Finding a doubly heavy-quark baryon is of great interest as it will provide a unique tool to further probe QCD
Giovanni Passaleva, LHCb
The internal structure of Ξ++cc can be imagined as a planet (the relatively low-mass up quark) orbiting a binary star (the two much heavier charm quarks). According to LHCb’s newly appointed spokesperson Giovanni Passaleva, this configuration makes it relatively straightforward to use the various QCD calculation schemes to work out the mass and other properties of Ξ++cc. Comparing these calculations to measurements made at the LHCb should allow physicists to improve how QCD calculations are done.

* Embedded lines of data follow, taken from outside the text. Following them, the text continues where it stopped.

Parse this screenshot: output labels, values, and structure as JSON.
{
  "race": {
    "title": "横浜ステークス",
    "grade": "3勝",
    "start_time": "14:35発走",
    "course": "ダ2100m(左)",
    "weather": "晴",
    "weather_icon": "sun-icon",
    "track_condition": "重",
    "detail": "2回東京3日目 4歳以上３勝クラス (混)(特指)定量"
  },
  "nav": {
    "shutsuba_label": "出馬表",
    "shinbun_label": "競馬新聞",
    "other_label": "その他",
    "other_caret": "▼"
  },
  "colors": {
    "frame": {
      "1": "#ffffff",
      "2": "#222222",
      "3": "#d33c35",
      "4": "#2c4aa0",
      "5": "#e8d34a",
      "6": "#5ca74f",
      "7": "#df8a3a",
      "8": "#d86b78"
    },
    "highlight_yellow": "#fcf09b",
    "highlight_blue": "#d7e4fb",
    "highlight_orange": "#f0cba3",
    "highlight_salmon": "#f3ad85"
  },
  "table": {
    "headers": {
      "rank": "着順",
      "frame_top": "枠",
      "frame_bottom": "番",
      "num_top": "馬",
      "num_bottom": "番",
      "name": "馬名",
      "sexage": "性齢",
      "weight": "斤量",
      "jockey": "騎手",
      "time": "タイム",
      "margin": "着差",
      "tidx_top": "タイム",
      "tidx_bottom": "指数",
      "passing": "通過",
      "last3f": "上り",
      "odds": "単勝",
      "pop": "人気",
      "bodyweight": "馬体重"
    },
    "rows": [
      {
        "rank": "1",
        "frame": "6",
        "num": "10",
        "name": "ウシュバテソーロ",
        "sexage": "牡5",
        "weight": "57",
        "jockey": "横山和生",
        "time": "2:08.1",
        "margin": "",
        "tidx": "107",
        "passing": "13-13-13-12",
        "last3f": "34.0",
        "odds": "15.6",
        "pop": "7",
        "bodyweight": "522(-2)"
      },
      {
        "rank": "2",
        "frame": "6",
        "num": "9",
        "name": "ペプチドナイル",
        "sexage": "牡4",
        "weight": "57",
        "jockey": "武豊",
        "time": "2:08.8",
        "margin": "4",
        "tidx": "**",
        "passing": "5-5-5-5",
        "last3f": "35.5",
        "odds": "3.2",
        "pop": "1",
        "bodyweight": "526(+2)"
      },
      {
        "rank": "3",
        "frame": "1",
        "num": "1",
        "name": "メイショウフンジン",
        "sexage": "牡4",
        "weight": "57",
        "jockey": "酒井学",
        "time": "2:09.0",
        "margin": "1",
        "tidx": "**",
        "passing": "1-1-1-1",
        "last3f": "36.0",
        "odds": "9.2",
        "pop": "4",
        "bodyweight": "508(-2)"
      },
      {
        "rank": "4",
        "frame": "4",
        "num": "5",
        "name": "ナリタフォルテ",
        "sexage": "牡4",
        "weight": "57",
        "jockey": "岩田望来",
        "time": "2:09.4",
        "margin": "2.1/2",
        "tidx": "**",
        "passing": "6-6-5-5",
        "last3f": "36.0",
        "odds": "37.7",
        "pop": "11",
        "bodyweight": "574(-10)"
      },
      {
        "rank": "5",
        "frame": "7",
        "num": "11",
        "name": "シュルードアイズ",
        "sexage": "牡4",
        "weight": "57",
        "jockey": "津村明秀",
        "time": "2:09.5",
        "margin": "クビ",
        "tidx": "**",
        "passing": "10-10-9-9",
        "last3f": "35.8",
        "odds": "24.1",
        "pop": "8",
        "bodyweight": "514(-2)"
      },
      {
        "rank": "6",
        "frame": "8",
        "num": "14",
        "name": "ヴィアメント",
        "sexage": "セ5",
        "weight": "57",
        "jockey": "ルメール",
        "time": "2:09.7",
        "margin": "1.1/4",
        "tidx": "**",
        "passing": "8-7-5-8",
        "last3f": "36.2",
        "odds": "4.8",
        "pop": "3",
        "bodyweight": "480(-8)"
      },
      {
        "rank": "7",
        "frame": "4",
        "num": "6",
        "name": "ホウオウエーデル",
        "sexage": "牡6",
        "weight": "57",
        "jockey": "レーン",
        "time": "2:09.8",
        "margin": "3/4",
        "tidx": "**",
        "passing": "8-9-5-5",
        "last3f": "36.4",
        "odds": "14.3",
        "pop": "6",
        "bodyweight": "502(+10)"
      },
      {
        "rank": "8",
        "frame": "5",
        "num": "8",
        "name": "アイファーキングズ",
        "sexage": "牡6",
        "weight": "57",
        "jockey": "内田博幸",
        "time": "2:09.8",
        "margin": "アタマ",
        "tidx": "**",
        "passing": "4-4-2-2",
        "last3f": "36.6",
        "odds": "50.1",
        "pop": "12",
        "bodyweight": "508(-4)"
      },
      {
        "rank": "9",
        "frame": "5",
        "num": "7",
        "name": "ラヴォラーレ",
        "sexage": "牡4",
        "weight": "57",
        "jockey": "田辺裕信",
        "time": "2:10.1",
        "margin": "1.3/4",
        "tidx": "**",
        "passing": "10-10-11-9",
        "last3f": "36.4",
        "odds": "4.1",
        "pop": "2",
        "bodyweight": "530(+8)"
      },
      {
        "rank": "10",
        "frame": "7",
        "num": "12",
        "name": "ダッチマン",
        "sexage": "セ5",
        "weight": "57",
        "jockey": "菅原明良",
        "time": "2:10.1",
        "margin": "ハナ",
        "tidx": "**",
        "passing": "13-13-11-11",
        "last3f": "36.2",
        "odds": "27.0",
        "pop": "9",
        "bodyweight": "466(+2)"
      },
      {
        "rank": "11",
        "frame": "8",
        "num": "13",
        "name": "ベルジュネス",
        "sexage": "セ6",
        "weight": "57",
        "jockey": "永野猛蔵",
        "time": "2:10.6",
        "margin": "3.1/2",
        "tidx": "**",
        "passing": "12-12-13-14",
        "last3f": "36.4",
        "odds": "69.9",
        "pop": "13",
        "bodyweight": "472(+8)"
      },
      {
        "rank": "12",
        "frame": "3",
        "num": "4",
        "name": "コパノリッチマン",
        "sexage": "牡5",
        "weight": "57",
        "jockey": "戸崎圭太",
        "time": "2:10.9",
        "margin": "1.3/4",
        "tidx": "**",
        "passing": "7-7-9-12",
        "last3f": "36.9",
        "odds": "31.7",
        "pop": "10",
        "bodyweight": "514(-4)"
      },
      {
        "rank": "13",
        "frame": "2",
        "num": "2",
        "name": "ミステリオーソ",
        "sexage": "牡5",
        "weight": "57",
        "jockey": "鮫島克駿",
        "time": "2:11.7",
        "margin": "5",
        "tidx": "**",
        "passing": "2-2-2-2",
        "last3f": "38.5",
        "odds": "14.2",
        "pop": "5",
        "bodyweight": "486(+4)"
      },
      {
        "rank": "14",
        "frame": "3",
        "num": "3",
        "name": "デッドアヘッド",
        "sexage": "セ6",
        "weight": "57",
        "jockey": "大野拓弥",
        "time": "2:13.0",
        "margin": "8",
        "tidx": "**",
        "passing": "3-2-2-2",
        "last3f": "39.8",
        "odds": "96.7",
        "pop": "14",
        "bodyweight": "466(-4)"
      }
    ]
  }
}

“Finding a doubly heavy-quark baryon is of great interest as it will provide a unique tool to further probe QCD,” says Passaleva. “Such particles will thus help us improve the predictive power of our theories.”
The Ξ++cc was created in proton collisions in both the 7 TeV and 13 TeV runs of the LHC. It was identified in the LHCb via its decay into a Λ+c baryon and three lighter mesons: the K–, π+ and π+. The statistical significance of the measurement is far in excess of 5σ, which is the “gold standard” for a discovery in particle physics.
Lifetime and decay
Passaleva says that the LHCb team now wants to take a closer look at how the Ξ++cc is produced in the LHC, as well as examine the particle’s lifetime and decay mechanisms. He points out that LHCb is eminently suited for this task because it is designed to make very precise measurements of the particle decays of interest.
The discovery was announced today at the European Physical Society Conference on High Energy Physics in Venice and will be described in an upcoming paper in Physical Review Letters.